La reconciliación no es únicamente una obligación. Es un momento profundo de encuentro con Jesús, quien obra mediante el sacerdote. En este sacramento, experimentamos directamente la misericordia divina, la ternura inagotable de Dios que nos acoge tal como somos, con nuestras fragilidades y errores.

Un comienzo lleno de gracia

Cada vez que nos confesamos, se nos brinda la oportunidad de comenzar otra vez y vivir en las virtudes católicas y en oracion.(como el rosario).No importa cuántas veces hayamos caído, Dios siempre está dispuesto a perdonarnos. La reconciliación nos libera del peso de nuestras faltas y nos ayuda a vivir con ilusión y gozo, reconociendo que el Padre celestial nos ama sin límites.

Preguntas frecuentes sobre la confesión en Córdoba – Córdoba

¿Qué es la confesión?

El sacramento de la confesión, conocido también como penitencia o reconciliación, es un signo sagrado instituido por Jesucristo para absolver los pecados tras el Bautismo. Es un encuentro personal con Jesús a través del sacerdote, donde {el penitente confiesa sus pecados y recibe la absolución divina|quien se confiesa entrega sus faltas y recibe el perdón de Dios|el creyente confiesa sus pecados y obtien

El sacerdote obra en representación de Cristo, sin ejercer juicio, sino para transmitir la misericordia celestial. Desde sus inicios, la Iglesia ha conservado esta tradición.

Cuatro etapas:
1) Examen interior: medita sobre tus faltas.
2) Contrición: experimenta un dolor verdadero por tus faltas.
3) Propósito de enmienda: decide no volver a pecar.
4) Confesión: comparte tus faltas con el sacerdote y recibe perdón y penitencia.

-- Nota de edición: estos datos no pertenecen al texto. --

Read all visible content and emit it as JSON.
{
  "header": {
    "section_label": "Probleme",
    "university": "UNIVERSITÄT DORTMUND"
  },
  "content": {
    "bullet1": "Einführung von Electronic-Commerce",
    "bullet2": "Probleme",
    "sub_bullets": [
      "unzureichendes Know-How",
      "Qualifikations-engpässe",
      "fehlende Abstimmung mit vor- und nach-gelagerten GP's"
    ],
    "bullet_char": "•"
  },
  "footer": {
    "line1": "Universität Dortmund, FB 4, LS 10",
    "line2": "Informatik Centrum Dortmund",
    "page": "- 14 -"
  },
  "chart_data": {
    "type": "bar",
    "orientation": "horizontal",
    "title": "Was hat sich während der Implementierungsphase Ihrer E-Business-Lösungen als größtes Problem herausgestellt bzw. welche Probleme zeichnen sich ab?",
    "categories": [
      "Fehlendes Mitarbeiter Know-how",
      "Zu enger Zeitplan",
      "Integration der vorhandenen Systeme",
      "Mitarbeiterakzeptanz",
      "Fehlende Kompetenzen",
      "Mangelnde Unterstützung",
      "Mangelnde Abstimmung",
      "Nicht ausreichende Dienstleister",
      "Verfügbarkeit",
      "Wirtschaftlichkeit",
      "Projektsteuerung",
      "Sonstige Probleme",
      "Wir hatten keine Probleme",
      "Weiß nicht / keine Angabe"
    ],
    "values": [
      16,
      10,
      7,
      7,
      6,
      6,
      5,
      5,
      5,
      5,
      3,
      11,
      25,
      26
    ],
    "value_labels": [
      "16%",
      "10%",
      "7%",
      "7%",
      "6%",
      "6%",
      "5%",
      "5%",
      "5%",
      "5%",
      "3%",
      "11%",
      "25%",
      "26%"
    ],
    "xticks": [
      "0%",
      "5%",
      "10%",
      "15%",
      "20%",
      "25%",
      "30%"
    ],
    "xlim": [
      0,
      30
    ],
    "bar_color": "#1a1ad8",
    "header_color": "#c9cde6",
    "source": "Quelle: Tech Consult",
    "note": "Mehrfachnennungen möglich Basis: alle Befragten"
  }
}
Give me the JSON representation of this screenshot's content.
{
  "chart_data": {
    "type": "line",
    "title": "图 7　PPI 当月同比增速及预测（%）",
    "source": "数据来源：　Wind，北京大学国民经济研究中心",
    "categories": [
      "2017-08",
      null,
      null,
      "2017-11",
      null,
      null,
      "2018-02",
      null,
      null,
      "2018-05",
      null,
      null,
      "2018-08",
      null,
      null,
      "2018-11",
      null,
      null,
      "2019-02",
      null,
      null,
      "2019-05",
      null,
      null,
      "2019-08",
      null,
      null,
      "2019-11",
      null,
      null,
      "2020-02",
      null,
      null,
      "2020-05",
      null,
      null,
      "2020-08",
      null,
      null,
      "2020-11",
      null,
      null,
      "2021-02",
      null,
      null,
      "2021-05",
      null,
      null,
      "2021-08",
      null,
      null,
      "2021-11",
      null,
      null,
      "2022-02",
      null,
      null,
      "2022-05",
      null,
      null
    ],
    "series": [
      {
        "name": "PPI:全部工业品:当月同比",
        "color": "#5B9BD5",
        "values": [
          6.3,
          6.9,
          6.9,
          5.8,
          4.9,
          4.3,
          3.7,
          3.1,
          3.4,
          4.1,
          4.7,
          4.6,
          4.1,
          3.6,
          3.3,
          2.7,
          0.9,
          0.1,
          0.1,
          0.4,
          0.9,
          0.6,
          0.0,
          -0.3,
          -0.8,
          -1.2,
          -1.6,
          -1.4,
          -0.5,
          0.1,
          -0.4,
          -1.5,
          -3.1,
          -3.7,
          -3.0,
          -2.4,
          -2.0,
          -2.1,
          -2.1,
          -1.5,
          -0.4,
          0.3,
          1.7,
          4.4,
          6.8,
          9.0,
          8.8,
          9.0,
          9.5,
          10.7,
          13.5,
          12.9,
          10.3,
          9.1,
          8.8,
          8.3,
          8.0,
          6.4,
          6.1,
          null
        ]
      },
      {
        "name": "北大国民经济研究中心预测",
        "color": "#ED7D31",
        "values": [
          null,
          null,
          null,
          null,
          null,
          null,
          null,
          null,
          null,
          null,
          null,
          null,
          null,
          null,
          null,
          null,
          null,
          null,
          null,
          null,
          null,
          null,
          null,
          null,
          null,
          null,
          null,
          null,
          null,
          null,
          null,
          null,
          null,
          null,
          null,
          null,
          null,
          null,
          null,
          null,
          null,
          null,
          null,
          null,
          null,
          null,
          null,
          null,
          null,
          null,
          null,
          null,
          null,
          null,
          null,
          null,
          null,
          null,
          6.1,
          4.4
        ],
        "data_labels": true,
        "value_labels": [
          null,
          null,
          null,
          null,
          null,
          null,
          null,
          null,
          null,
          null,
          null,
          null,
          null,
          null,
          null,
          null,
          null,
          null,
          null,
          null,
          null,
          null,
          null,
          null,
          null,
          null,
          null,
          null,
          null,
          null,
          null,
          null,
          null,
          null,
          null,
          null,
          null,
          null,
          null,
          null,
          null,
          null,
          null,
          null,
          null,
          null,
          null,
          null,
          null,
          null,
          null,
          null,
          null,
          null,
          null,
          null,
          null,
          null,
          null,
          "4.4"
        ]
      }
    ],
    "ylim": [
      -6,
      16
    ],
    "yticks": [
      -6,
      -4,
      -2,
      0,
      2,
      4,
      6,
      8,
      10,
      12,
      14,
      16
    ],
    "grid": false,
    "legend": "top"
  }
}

La Iglesia obliga a confesarse al menos una vez al año si has cometido pecado mortal. No obstante, es aconsejable confesarse con regularidad (cada mes o cada dos meses) para fortalecer la vida espiritual y la cercanía con Dios. Es una expresión de amor y no una carga.

No se requiere recordar cada aspecto de tus faltas. Lo esencial es la honestidad y el verdadero arrepentimiento. Si olvidas algún pecado, puedes mencionarlo en la próxima confesión. Dios ve tu interior y tu voluntad de arrepentirte de verdad.

Sí, completamente. El secreto de confesión es inviolable. El sacerdote tiene la obligación, según la ley de Dios y de la Iglesia, de no revelar nada de lo confesado. Esto es un derecho fundamental del penitente y una garantía de libertad espiritual.